Le poisson nous avait vomis sur une plage de sable blond au milieu de nulle part. Je me dirigeais vers la dune qui me barrait la vue. Je la gravis. J’étais au bord d’un désert. Le vent venait de la mer. Il était assez fort et soulevait des petits nuages me fouettant les jambes. Je lui tournais le dos et me laissais pousser vers l’intérieur. Quelques maigres pousses parsemaient le sable, s'accrochant au sol de toute la force de leurs racines. Je vis au loin, des formes qui m’évoquèrent un troupeau. Elles m’attirèrent. En m’approchant, je distinguais mieux. C’était du petit bétail. Leurs cris me parvinrent avant que je puisse les détailler. Un homme, surgi de nulle part, se dressa devant moi. Sa peau était sombre sans être noire. Il tenait une lance à la main. Je montrais mes mains vides en signe de paix.
Il me dit en me barrant la route :
- Attends !
Il émit un long sifflement. J’en déduis qu’il devait prévenir. Nous attendîmes un moment la réponse. En l’entendant, il me sourit :
- Va, le maître sera heureux de te voir. Sa tente est un peu plus loin.
Je repris ma marche. J’avais l’espoir d’arriver bientôt. Il fut déçu. Après une dune venait une colline qui précédait une autre dune. Un autre berger me vit. Il ne s’approcha pas. Simplement il tendit le bras vers là où je devais aller. Alors que je commençais à trouver le temps long, je vis, du haut d’une dune, le campement.
Alors que je descendais la dernière dune, un vieillard sortit de la tente près d’un arbre qui, bien que tordu, poussait vigoureusement. Le vieil homme avait son bâton à la main. Vu sa démarche, ce bâton était plus un signe de pouvoir qu’une aide à la marche. Il vint vers moi :
- Veuille ne pas passer loin de ton serviteur. Viens et repose-toi sous cet arbre. Tu pourras prendre un peu de pain et de repos avant de continuer plus loin.
Je me retrouvais assis sur des coussins posés sur un tapis au pied d’un chêne qui avait poussé là, malgré les difficultés. Quelqu’un m’avait lavé les pieds pour enlever la poussière du désert. Quelques dattes avaient été posées juste à côté de ma main. Le vieillard me faisait la conversation pendant que des serviteurs s’agitaient autour de nous. Le soir arriva avant que je n’ai pu repartir. Je vis arriver un chevreau rôti ainsi que des galettes. Je lui racontais mon périple. Le vieil homme, ses serviteurs et ses bergers m’écoutèrent avec attention, s’étonnant de l’étrangeté de mon récit. Les mots comme ordinateur ne leur disaient rien. Par contre les cavaliers ou les monstres leur semblèrent plus familier. Quand je parlais du signe sur mon front, le vieillard hocha la tête :
- Il te faudra marcher vers l’Horeb…
De sa main, il me montra une direction.
- … là, dans le souffle ténu, tu auras ce que tu cherches.
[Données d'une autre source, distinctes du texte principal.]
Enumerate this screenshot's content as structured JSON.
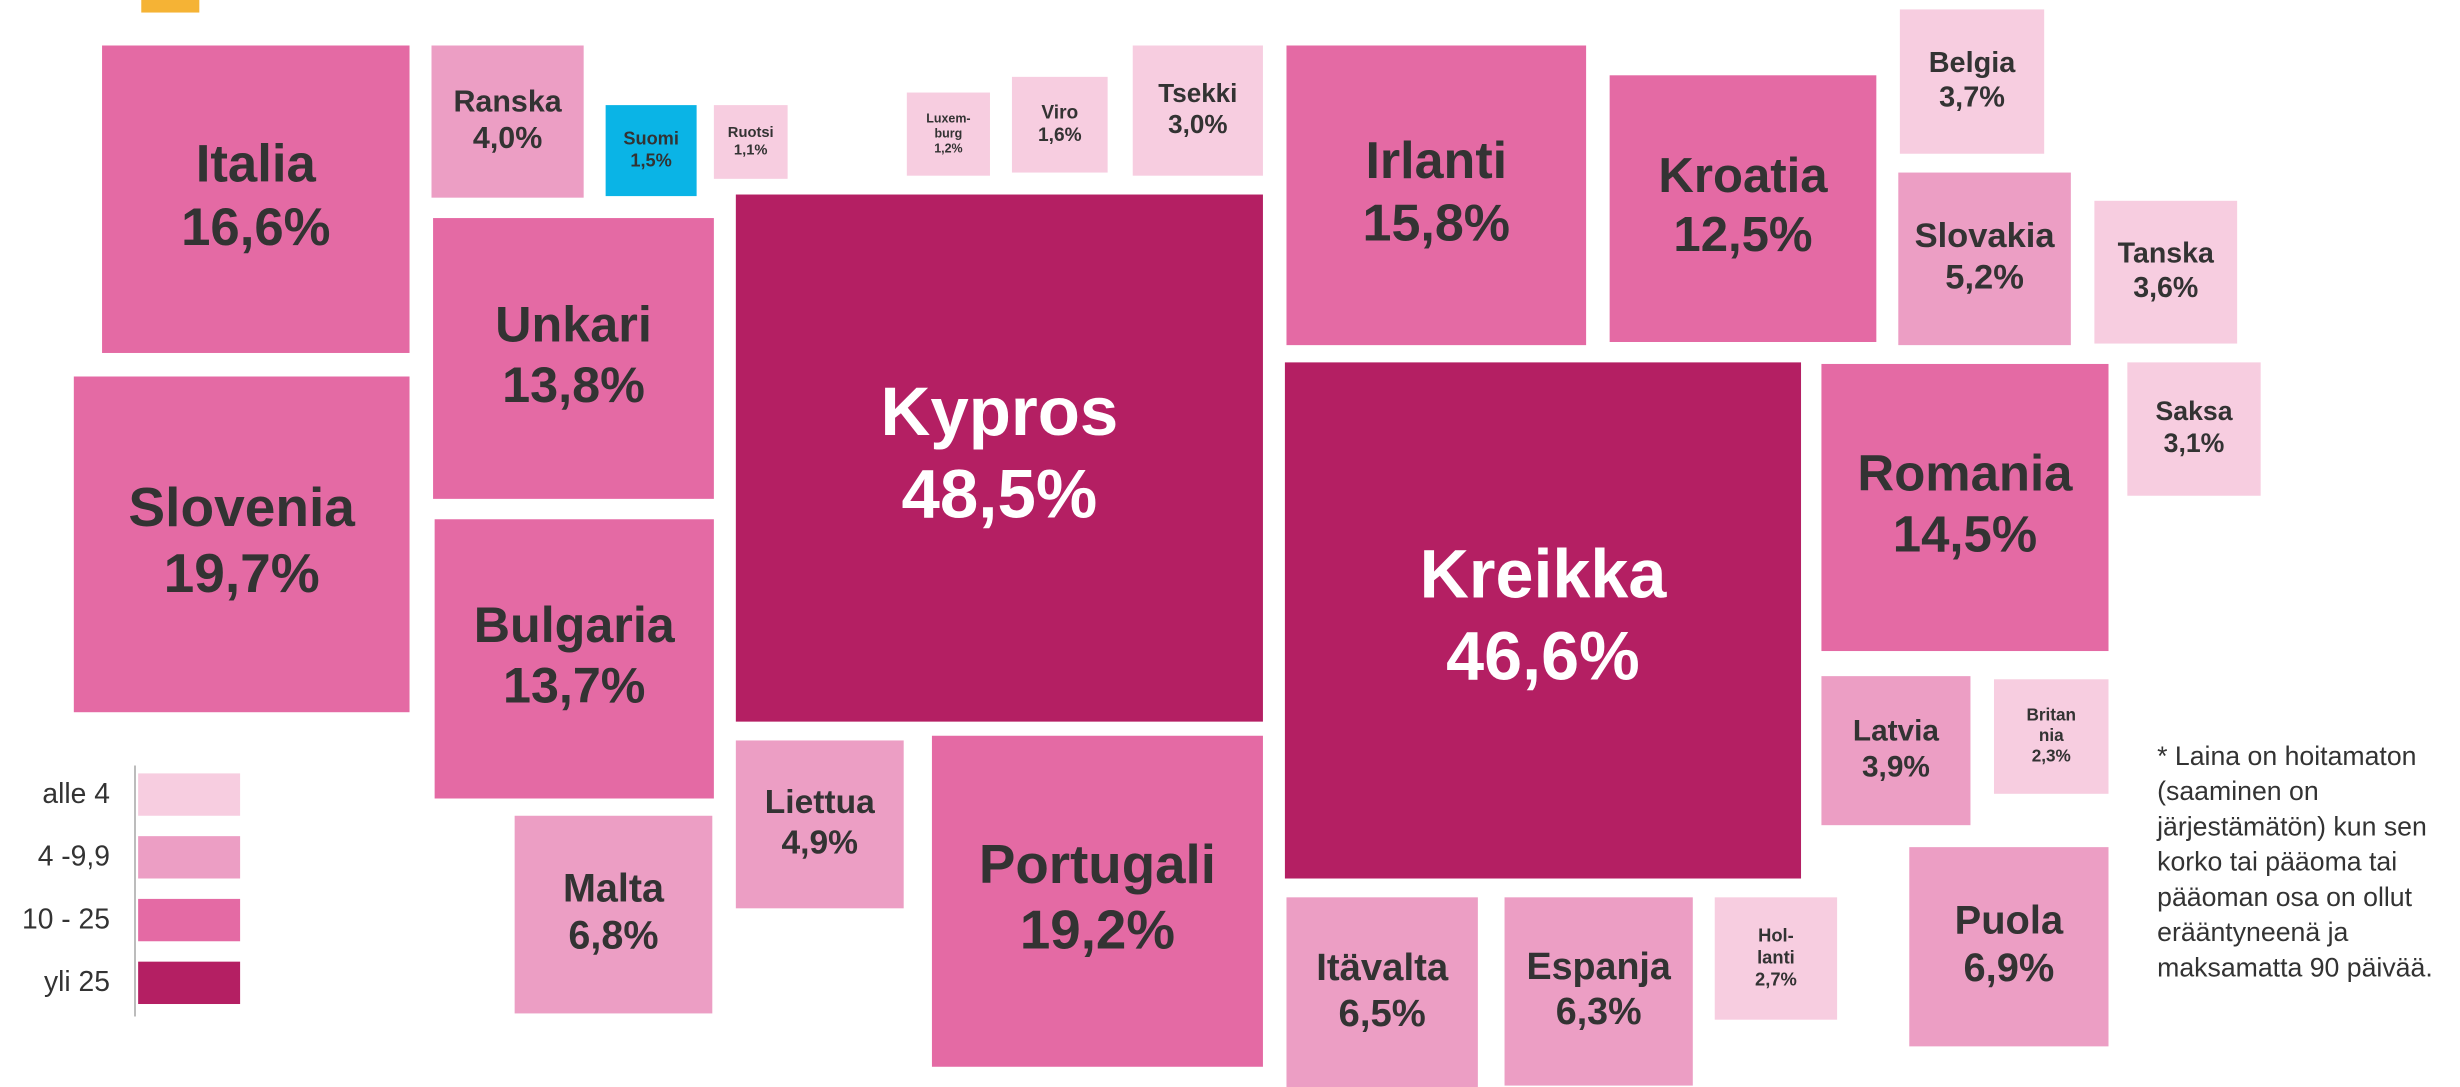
{
  "chart_data": {
    "type": "tile_map",
    "categories": [
      [
        "Italia"
      ],
      [
        "Slovenia"
      ],
      [
        "Ranska"
      ],
      [
        "Suomi"
      ],
      [
        "Ruotsi"
      ],
      [
        "Unkari"
      ],
      [
        "Bulgaria"
      ],
      [
        "Malta"
      ],
      [
        "Luxem-",
        "burg"
      ],
      [
        "Viro"
      ],
      [
        "Tsekki"
      ],
      [
        "Kypros"
      ],
      [
        "Liettua"
      ],
      [
        "Portugali"
      ],
      [
        "Irlanti"
      ],
      [
        "Kroatia"
      ],
      [
        "Belgia"
      ],
      [
        "Slovakia"
      ],
      [
        "Tanska"
      ],
      [
        "Saksa"
      ],
      [
        "Kreikka"
      ],
      [
        "Romania"
      ],
      [
        "Latvia"
      ],
      [
        "Britan",
        "nia"
      ],
      [
        "Puola"
      ],
      [
        "Itävalta"
      ],
      [
        "Espanja"
      ],
      [
        "Hol-",
        "lanti"
      ]
    ],
    "values": [
      16.6,
      19.7,
      4.0,
      1.5,
      1.1,
      13.8,
      13.7,
      6.8,
      1.2,
      1.6,
      3.0,
      48.5,
      4.9,
      19.2,
      15.8,
      12.5,
      3.7,
      5.2,
      3.6,
      3.1,
      46.6,
      14.5,
      3.9,
      2.3,
      6.9,
      6.5,
      6.3,
      2.7
    ],
    "value_labels": [
      "16,6%",
      "19,7%",
      "4,0%",
      "1,5%",
      "1,1%",
      "13,8%",
      "13,7%",
      "6,8%",
      "1,2%",
      "1,6%",
      "3,0%",
      "48,5%",
      "4,9%",
      "19,2%",
      "15,8%",
      "12,5%",
      "3,7%",
      "5,2%",
      "3,6%",
      "3,1%",
      "46,6%",
      "14,5%",
      "3,9%",
      "2,3%",
      "6,9%",
      "6,5%",
      "6,3%",
      "2,7%"
    ],
    "colors": [
      "#e46aa4",
      "#e46aa4",
      "#ec9ec4",
      "#0ab4e6",
      "#f7cde0",
      "#e46aa4",
      "#e46aa4",
      "#ec9ec4",
      "#f7cde0",
      "#f7cde0",
      "#f7cde0",
      "#b41f63",
      "#ec9ec4",
      "#e46aa4",
      "#e46aa4",
      "#e46aa4",
      "#f7cde0",
      "#ec9ec4",
      "#f7cde0",
      "#f7cde0",
      "#b41f63",
      "#e46aa4",
      "#ec9ec4",
      "#f7cde0",
      "#ec9ec4",
      "#ec9ec4",
      "#ec9ec4",
      "#f7cde0"
    ],
    "legend": {
      "labels": [
        "alle 4",
        "4 -9,9",
        "10 - 25",
        "yli 25"
      ],
      "colors": [
        "#f7cde0",
        "#ec9ec4",
        "#e46aa4",
        "#b41f63"
      ]
    },
    "note": [
      "* Laina on hoitamaton",
      "(saaminen on",
      "järjestämätön) kun sen",
      "korko tai pääoma tai",
      "pääoman osa on ollut",
      "erääntyneenä ja",
      "maksamatta 90 päivää."
    ]
  }
}
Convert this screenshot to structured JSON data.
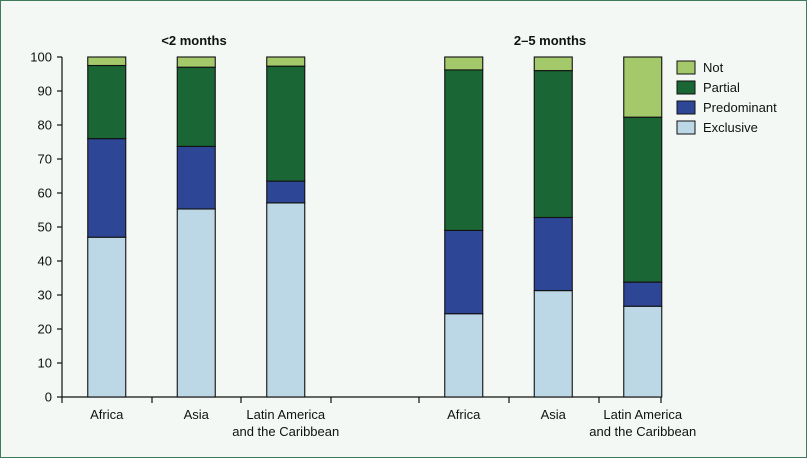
{
  "chart_data": {
    "type": "bar",
    "stacked": true,
    "ylim": [
      0,
      100
    ],
    "yticks": [
      0,
      10,
      20,
      30,
      40,
      50,
      60,
      70,
      80,
      90,
      100
    ],
    "legend_position": "right",
    "panels": [
      {
        "title": "<2 months",
        "categories": [
          [
            "Africa"
          ],
          [
            "Asia"
          ],
          [
            "Latin America",
            "and the Caribbean"
          ]
        ],
        "series": [
          {
            "name": "Exclusive",
            "values": [
              47,
              55.3,
              57.1
            ]
          },
          {
            "name": "Predominant",
            "values": [
              29,
              18.4,
              6.4
            ]
          },
          {
            "name": "Partial",
            "values": [
              21.5,
              23.3,
              33.8
            ]
          },
          {
            "name": "Not",
            "values": [
              2.5,
              3,
              2.7
            ]
          }
        ]
      },
      {
        "title": "2–5 months",
        "categories": [
          [
            "Africa"
          ],
          [
            "Asia"
          ],
          [
            "Latin America",
            "and the Caribbean"
          ]
        ],
        "series": [
          {
            "name": "Exclusive",
            "values": [
              24.5,
              31.3,
              26.7
            ]
          },
          {
            "name": "Predominant",
            "values": [
              24.5,
              21.5,
              7.1
            ]
          },
          {
            "name": "Partial",
            "values": [
              47.2,
              43.2,
              48.5
            ]
          },
          {
            "name": "Not",
            "values": [
              3.8,
              4,
              17.7
            ]
          }
        ]
      }
    ],
    "legend": [
      "Not",
      "Partial",
      "Predominant",
      "Exclusive"
    ],
    "colors": {
      "Exclusive": "#bcd8e6",
      "Predominant": "#2e4696",
      "Partial": "#1a6634",
      "Not": "#a3c96a"
    }
  }
}
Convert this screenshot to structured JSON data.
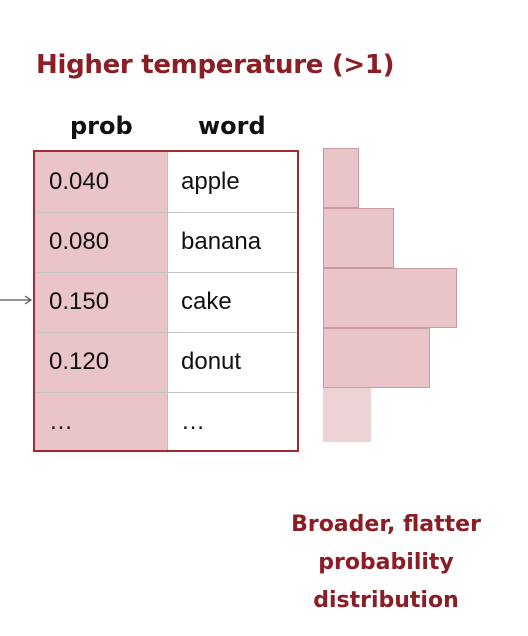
{
  "title": "Higher temperature (>1)",
  "table": {
    "headers": {
      "prob": "prob",
      "word": "word"
    },
    "rows": [
      {
        "prob": "0.040",
        "word": "apple"
      },
      {
        "prob": "0.080",
        "word": "banana"
      },
      {
        "prob": "0.150",
        "word": "cake"
      },
      {
        "prob": "0.120",
        "word": "donut"
      },
      {
        "prob": "…",
        "word": "…"
      }
    ]
  },
  "histogram": {
    "values": [
      0.04,
      0.08,
      0.15,
      0.12,
      null
    ],
    "max_value": 0.15
  },
  "caption": {
    "lines": [
      "Broader, flatter",
      "probability",
      "distribution"
    ]
  },
  "colors": {
    "accent": "#8b1d24",
    "table_border": "#a42a2f",
    "fill": "#e9c5c9"
  }
}
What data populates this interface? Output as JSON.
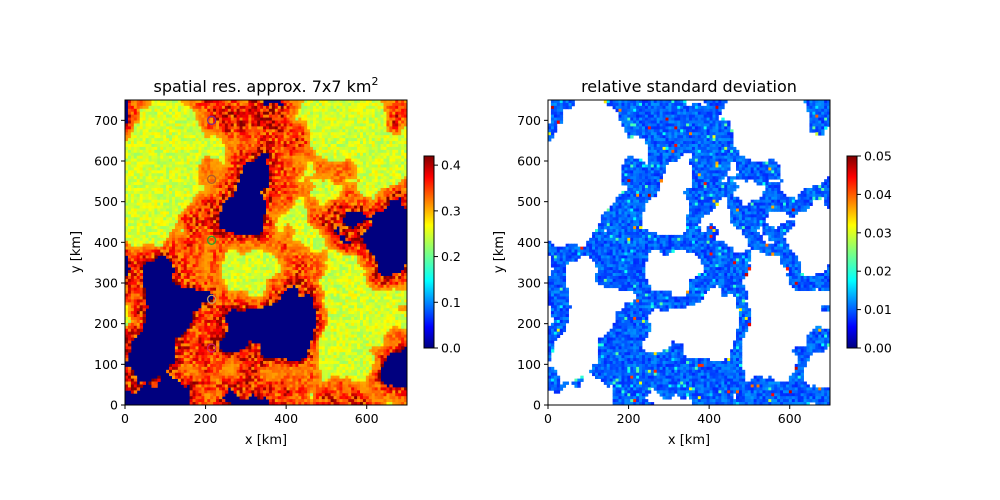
{
  "chart_data": [
    {
      "type": "heatmap",
      "title": "spatial res. approx. 7x7 km",
      "title_superscript": "2",
      "xlabel": "x [km]",
      "ylabel": "y [km]",
      "xlim": [
        0,
        700
      ],
      "ylim": [
        0,
        750
      ],
      "xticks": [
        0,
        200,
        400,
        600
      ],
      "yticks": [
        0,
        100,
        200,
        300,
        400,
        500,
        600,
        700
      ],
      "colormap": "jet",
      "colorbar": {
        "min": 0.0,
        "max": 0.42,
        "ticks": [
          "0.0",
          "0.1",
          "0.2",
          "0.3",
          "0.4"
        ],
        "tick_values": [
          0.0,
          0.1,
          0.2,
          0.3,
          0.4
        ]
      },
      "markers": [
        {
          "x": 215,
          "y": 700,
          "color": "#7a2a8a"
        },
        {
          "x": 215,
          "y": 555,
          "color": "#b05a2a"
        },
        {
          "x": 215,
          "y": 405,
          "color": "#2ca02c"
        },
        {
          "x": 215,
          "y": 260,
          "color": "#c8a060"
        },
        {
          "x": 215,
          "y": 140,
          "color": "#d02060"
        }
      ]
    },
    {
      "type": "heatmap",
      "title": "relative standard deviation",
      "xlabel": "x [km]",
      "ylabel": "y [km]",
      "xlim": [
        0,
        700
      ],
      "ylim": [
        0,
        750
      ],
      "xticks": [
        0,
        200,
        400,
        600
      ],
      "yticks": [
        0,
        100,
        200,
        300,
        400,
        500,
        600,
        700
      ],
      "colormap": "jet",
      "colorbar": {
        "min": 0.0,
        "max": 0.05,
        "ticks": [
          "0.00",
          "0.01",
          "0.02",
          "0.03",
          "0.04",
          "0.05"
        ],
        "tick_values": [
          0.0,
          0.01,
          0.02,
          0.03,
          0.04,
          0.05
        ]
      }
    }
  ]
}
Je te donnerai un guide car tu es étranger au pays.
Puis, il me raconta son histoire, comment il était parti de son pays, comment il avait prospéré en écoutant cette voix étrange qui lui parlait et comment il s’était séparé de son neveu quand leurs troupeaux étaient devenus trop nombreux pour la terre qu’ils foulaient. À ma question sur ce qu’était devenu son neveu, il me répondit :
- Il a levé les yeux et regardé le pays. Il a trouvé que la plaine et ses villes étaient riches et agréables à regarder. Il réside maintenant à Sodome.
Le nom résonna négativement en moi. Je fis la grimace. En me voyant ainsi réagir, le vieil homme reprit la parole :
- Le cri qui monte de Sodome est grand. Les pauvres y sont maltraités et l’étranger n’y est pas accueilli. Mon neveu ne connaît pas la paix que je connais près de mon arbre.
Il sembla, après avoir dit cela, s’enfoncer dans une méditation, les yeux fixés sur le feu. Je me retins de parler et fit de même.
Quand je sortis de cet état, le jour était levé. J’étais seul allongé sur le tapis. Je me dressais sur mon séant. Un homme s’approcha vivement.
- Mon nom est Sedma. Je suis envoyé par Abraham, mon maître, pour te guider jusqu’à l’Horeb.
Je me mis debout. À ce moment-là, le vieil homme sortit de sa tente. Sedma se précipita pour le saluer.
Après lui avoir rendu son salut, Abraham s’approcha de moi :
- Le soleil se lève pour toi aujourd’hui. Que tes pas soient bénis.